- Interactive map of Canandaigua Lake State Marine Park
- Type: State park
- Location: 620 South Main Street Canandaigua, New York
- Nearest city: Canandaigua, New York
- Coordinates: 42°52′37″N 77°16′34″W﻿ / ﻿42.877°N 77.276°W
- Operator: New York State Office of Parks, Recreation and Historic Preservation
- Visitors: 53,976 (in 2020)
- Open: May through October
- Website: Canandaigua Lake State Marine Park

= Canandaigua Lake State Marine Park =

State park in Ontario County, New York

Canandaigua Lake State Marine Park is a New York state park and boat launch located on the north shore of Canandaigua Lake in Ontario County, New York.

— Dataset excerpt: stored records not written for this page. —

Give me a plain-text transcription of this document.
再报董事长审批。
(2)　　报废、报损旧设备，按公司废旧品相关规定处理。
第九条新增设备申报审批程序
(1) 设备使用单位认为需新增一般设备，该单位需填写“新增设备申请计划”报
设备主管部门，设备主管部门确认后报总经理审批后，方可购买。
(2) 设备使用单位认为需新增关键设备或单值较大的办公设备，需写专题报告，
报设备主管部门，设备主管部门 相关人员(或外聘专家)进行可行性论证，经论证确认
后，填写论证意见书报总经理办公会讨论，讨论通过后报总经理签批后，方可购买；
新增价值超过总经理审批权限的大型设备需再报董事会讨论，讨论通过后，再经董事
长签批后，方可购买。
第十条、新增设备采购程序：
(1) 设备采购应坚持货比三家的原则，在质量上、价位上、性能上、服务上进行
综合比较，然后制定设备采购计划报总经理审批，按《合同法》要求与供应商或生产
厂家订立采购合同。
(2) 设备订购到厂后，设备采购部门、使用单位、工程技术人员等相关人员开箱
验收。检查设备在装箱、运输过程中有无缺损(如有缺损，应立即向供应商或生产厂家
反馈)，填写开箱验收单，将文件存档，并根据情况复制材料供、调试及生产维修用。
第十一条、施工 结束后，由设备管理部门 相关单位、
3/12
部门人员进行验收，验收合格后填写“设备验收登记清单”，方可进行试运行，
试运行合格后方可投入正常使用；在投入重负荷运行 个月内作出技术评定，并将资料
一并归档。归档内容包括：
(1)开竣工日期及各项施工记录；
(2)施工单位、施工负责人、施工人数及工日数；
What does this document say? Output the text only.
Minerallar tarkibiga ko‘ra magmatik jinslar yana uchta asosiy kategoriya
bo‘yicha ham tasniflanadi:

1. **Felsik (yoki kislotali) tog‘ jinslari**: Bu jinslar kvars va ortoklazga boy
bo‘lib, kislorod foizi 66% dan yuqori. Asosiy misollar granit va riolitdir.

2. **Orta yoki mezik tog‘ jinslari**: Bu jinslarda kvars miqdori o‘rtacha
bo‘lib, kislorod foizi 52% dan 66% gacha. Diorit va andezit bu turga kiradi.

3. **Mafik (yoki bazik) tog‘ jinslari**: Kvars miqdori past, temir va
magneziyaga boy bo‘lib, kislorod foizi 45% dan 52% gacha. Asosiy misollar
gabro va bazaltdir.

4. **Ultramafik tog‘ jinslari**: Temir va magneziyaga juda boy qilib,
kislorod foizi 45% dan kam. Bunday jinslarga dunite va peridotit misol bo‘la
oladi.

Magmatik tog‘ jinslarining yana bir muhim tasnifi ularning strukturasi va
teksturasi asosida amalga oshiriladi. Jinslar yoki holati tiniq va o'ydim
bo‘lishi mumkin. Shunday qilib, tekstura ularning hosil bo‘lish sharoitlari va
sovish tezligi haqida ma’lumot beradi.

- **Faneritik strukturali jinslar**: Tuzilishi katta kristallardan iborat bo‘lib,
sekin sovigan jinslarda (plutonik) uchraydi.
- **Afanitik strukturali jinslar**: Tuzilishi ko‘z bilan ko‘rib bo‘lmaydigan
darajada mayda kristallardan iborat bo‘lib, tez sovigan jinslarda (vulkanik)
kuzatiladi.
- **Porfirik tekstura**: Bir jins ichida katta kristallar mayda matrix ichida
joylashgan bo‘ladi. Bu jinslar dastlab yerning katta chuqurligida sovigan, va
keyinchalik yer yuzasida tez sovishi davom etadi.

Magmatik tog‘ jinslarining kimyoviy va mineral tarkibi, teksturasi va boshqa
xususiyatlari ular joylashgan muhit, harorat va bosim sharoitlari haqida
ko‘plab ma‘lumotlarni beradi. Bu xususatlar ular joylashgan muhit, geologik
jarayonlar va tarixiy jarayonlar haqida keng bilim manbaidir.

The park is 1 of 80 New York State Parks that are in the path of totality for the 2024 solar eclipse, with the park experiencing 2 minutes and 51 seconds of totality.

==Facilities==
The park offers three concrete boat ramps, with room for six boats to launch or be removed from the water simultaneously. A short canal allows boat access to Canandaigua Lake. Parking is available for up to 110 cars and trailers.

Between September 2011 and May 2012, the park was closed to allow for the complete reconstruction of the boat launch area.

Although the park's primary purpose is to serve as a boat launch facility, fishing from shore is also permitted at the park. A small picnic area near a duck pond is also available.